This is a spatial geometry/linear algebra question with direct applications in crystallography. However, knowledge of crystallography is NOT necessary to answer the question.
I have the defining parameters (Bravais lattice) of parallelepiped (unit cell) which are edge lengths (a,b, and c) and angles in between (α,β,γ) as well as the fractional coordinates of objects (atoms) inside.
What is the best way to create a mesh network inside the parallelepiped, meaning that I need full cartesian coordinate of all mesh points. Mesh lines are going to be parallel to the a,b, and c vectors and distance between each mesh point is fixed and known (σx,σy,σz).
Here is how I tried to do this:
1-Converting the fractional to cartesian for all objects(atoms) inside the parallelepiped (unit cell).
2- Finding the vertices of the parallelepiped.
3- Making the mesh by dividing the edges and the space in between along the a, b, and c vectors.
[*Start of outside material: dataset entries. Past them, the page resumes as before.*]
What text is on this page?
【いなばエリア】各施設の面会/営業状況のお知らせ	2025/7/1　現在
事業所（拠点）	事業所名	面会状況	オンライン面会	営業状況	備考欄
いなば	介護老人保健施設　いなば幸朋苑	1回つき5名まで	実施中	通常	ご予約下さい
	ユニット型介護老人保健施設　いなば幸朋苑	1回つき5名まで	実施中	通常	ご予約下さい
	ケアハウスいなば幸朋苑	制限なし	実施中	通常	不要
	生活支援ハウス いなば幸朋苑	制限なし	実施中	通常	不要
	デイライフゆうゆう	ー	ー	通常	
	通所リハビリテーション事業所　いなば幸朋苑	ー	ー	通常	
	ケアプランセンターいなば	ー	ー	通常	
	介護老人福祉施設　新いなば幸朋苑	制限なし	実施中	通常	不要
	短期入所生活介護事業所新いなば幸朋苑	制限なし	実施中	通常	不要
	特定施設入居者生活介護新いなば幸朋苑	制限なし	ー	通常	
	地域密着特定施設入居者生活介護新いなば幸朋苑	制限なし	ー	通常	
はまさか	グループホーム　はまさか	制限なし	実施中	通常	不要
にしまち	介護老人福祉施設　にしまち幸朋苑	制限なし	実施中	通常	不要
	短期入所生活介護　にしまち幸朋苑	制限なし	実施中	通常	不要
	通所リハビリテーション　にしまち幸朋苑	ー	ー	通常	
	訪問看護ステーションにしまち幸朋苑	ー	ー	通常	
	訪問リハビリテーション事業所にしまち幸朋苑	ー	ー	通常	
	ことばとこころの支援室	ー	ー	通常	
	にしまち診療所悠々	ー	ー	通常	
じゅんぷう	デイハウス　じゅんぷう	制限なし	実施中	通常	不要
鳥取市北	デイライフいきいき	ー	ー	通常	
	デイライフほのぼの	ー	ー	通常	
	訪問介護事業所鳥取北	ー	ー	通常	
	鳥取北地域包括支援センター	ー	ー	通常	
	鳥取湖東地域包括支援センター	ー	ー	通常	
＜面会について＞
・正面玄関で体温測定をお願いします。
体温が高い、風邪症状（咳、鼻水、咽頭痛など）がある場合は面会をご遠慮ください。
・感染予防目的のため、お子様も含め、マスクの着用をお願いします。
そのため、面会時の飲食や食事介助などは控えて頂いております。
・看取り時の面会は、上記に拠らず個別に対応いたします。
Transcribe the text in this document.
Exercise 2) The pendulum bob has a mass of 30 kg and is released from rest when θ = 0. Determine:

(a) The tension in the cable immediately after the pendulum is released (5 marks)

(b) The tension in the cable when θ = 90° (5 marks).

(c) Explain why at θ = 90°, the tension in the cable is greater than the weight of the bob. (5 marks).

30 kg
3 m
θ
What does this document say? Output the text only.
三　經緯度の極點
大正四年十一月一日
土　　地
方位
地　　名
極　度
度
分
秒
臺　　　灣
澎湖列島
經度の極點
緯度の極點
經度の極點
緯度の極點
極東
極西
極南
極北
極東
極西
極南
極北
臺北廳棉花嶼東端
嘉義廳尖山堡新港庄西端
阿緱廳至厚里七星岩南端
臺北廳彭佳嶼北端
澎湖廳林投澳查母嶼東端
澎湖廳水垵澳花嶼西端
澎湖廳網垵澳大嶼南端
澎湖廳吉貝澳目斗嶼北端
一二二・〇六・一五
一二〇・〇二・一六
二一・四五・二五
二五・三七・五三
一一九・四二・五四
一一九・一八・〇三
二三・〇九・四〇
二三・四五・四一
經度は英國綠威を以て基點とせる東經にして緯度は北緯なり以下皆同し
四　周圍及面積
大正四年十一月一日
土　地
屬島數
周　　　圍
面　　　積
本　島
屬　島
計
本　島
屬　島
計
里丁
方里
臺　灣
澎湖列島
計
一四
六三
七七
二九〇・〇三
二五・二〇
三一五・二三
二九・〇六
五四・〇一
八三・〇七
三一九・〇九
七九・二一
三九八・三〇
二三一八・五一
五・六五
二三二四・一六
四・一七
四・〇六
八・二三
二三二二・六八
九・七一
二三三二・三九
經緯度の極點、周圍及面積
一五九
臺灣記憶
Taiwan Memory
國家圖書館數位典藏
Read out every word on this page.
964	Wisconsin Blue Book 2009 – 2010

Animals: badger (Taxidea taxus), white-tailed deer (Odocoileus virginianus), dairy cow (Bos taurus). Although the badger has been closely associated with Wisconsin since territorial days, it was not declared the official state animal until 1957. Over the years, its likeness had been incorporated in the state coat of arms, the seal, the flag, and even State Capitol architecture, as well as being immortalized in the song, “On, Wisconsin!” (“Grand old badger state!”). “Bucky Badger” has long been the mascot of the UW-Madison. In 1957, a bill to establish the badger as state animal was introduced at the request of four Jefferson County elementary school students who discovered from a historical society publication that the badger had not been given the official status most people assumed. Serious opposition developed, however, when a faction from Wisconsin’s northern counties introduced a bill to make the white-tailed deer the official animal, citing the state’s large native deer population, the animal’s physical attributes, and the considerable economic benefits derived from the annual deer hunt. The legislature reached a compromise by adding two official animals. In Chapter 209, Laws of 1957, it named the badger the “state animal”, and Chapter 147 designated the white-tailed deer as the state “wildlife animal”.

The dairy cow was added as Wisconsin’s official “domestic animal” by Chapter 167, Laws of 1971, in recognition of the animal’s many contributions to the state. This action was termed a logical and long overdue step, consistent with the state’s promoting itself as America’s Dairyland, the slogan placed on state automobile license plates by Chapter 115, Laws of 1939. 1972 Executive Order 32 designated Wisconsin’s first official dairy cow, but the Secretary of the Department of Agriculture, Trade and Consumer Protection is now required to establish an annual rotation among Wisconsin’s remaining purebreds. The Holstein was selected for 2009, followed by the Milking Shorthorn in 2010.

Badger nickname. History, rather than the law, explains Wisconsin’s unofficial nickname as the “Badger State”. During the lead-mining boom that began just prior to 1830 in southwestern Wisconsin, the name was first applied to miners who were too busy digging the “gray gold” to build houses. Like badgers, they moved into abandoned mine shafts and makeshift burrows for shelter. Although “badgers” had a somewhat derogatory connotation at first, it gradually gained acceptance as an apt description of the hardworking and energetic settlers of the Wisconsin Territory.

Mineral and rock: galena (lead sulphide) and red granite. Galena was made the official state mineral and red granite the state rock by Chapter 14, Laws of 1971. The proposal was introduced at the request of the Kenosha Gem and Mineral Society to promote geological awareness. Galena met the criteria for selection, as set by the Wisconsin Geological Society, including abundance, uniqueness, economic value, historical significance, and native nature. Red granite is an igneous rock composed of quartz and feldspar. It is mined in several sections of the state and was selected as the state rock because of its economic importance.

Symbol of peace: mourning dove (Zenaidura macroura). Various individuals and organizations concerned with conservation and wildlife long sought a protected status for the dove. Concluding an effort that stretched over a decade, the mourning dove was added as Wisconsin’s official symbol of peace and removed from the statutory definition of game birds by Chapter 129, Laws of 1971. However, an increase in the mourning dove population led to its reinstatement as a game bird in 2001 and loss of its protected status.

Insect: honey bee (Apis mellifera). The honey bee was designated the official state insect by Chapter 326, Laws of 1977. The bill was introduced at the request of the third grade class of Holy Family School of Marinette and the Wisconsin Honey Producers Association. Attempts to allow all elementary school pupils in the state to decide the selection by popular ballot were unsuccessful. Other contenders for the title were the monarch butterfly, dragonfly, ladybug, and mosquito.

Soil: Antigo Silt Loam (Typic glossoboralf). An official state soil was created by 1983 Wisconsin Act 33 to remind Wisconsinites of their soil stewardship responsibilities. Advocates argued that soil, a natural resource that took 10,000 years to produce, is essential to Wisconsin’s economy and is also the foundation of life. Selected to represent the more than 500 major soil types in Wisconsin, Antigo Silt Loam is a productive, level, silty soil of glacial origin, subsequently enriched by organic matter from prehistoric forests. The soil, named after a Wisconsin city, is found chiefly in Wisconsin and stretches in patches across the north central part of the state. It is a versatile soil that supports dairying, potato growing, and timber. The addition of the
Are there other ways to do this besides the three steps above?
Edit: Thanks to comments for clarifying how to do step 2. Question is now whether the overall 3 step above is the best way to do this.
Why do you believe it could be done better?
$\vec{p}_{ijk} = i \sigma_x \vec{e}_x + j \sigma_y \vec{e}_y + k \sigma_z \vec{e}_z$
is what you are looking for, based on your own definition. If by creating a mesh you mean creating all of its coordinates and storing them somewhere, then having 3 for-loops and creating one point at a time is equivalent to the best solution, as it takes a constant amount of operations to create one coordinate.